Amos Arieli, Alexander Sterkin, Amiram Grinvald, Ad Aertsen *

Evoked activity in the mammalian cortex and the resulting behavioral responses exhibit a large variability to repeated presentations of the same stimulus. This study examined whether the variability can be attributed to ongoing activity. Ongoing and evoked spatiotemporal activity patterns in the cat visual cortex were measured with real-time optical imaging; local field potentials and discharges of single neurons were recorded simultaneously, by electrophysiological techniques. The evoked activity appeared deterministic, and the variability resulted from the dynamics of ongoing activity, presumably reflecting the instantaneous state of cortical networks. In spite of the large variability, evoked responses in single trials could be predicted by linear summation of the deterministic response and the preceding ongoing activity. Ongoing activity must play an important role in cortical function and cannot be ignored in exploration of cognitive processes.

Department of Neurobiology, Weizmann Institute of Science, Post Office Box 26, Rehovot 76100, Israel.
*   Present address: Department of Neurobiology and Biophysics, Institute of Biology III, University of Freiburg, Freiburg, Germany.

When a stimulus is presented repeatedly, the variability of the evoked cortical responses is often as large as the response itself, both in anesthetized (1) and in awake, behaving animals (2). The standard approach has been to adopt a "signal-plus-noise" model, assuming that an individual evoked response is composed of a reproducible signal added to uncorrelated noise. The signal is then recovered experimentally from the noise by averaging over repeated trials (3). This approach tacitly assumes that variability reflects "noise," which is a nuisance for cortical processing and could be overcome by the brain by appropriate averaging over populations of neurons (4). Numerous articles deal with the question of what the source of variability in the brain is (5, 6). This issue of the reliability of cortical responses must be resolved in order to determine whether the neural code for information transfer in the brain requires the averaged activity of many neurons (7).

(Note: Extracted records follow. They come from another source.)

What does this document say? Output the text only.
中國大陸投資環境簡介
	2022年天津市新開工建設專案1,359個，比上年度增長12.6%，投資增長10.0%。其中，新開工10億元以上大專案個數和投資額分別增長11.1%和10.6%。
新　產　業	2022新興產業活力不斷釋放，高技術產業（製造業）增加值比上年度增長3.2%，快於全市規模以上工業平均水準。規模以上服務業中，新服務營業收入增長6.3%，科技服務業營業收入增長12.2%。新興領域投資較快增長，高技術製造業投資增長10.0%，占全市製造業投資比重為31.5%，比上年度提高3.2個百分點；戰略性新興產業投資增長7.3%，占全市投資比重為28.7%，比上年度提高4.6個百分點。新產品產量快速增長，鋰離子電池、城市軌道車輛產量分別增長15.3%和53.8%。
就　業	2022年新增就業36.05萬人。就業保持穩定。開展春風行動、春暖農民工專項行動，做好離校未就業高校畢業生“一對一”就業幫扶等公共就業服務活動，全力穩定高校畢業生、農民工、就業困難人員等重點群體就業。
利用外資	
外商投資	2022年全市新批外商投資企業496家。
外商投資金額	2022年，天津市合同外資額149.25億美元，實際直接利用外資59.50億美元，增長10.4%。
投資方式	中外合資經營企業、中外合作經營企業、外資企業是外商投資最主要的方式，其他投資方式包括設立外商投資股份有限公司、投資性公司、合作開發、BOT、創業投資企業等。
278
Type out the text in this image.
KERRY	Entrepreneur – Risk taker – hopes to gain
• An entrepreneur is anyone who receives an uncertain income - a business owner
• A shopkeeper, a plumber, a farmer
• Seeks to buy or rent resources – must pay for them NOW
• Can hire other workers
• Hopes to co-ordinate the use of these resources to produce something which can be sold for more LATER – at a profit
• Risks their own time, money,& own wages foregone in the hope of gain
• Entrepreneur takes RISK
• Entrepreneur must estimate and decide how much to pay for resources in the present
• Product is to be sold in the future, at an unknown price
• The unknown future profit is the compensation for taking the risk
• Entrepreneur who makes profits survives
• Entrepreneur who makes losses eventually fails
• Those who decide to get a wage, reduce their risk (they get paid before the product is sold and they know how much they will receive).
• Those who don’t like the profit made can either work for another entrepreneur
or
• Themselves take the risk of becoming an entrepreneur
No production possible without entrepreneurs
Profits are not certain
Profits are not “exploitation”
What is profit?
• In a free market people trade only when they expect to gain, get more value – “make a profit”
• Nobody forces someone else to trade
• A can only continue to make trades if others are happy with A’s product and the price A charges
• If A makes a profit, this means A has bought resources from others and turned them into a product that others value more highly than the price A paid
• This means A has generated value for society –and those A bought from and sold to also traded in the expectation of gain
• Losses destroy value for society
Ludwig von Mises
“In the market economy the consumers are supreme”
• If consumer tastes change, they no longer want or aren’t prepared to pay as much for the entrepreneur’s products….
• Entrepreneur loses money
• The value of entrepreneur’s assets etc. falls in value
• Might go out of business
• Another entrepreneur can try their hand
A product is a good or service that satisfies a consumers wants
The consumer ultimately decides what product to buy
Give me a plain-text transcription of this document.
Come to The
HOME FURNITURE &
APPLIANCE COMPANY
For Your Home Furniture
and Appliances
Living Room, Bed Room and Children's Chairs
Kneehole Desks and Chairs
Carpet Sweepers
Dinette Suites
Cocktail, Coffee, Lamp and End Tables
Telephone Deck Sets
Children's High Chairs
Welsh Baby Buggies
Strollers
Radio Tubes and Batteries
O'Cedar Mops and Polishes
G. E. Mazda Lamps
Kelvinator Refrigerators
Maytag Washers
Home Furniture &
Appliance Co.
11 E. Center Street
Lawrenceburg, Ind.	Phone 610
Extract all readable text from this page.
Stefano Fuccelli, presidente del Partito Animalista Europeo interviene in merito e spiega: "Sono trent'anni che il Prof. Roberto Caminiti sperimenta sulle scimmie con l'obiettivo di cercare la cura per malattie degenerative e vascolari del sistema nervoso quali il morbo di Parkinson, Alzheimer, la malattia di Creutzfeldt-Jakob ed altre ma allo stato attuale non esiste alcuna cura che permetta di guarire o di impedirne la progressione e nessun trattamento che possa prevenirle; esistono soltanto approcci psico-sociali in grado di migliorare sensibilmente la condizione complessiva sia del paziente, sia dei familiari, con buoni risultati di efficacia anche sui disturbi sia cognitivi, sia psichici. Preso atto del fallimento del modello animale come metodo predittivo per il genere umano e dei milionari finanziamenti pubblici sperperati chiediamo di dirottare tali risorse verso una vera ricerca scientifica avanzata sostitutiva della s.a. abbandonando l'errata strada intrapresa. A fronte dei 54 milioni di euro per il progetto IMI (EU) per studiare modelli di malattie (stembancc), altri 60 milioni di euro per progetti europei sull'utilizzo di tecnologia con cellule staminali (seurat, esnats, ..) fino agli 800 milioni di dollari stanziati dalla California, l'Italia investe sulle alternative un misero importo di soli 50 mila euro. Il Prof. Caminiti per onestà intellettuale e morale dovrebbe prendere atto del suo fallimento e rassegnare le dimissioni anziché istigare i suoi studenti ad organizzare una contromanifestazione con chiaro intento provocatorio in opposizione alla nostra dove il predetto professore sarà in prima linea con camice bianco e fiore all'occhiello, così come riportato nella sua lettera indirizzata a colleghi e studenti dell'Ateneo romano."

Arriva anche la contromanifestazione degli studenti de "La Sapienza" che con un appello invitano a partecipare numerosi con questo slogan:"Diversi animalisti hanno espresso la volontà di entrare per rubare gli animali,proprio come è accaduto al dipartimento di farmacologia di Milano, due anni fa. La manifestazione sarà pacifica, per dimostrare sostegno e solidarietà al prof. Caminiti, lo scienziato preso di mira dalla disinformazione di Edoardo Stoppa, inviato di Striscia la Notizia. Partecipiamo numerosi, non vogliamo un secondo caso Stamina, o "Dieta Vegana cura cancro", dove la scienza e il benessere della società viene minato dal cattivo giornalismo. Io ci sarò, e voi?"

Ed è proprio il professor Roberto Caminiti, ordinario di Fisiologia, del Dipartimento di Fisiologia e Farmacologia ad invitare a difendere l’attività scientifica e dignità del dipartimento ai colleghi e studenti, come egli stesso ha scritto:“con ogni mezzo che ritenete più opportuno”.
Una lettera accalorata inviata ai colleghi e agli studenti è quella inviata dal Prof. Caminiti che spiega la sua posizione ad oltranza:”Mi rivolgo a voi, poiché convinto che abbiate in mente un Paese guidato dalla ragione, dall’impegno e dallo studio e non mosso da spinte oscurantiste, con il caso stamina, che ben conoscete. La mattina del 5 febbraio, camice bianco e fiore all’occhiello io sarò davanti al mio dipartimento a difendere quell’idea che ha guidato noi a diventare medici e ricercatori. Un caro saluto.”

Ongoing cortical activity is far from being just noise (8). In fact, the spontaneous activity of a single neuron is not an independent process but is time-locked to the firing or to the synaptic inputs from numerous other neurons, all activated in a coherent fashion, even without sensory input. Often the coherent ongoing activity is as large as evoked activity. Therefore, ongoing activity must have a major influence on sensory processing. We present evidence for the hypothesis that cortical evoked activity comprises a reproducible stimulus response and a dynamically changing ongoing activity, presumably reflecting varying brain states (9).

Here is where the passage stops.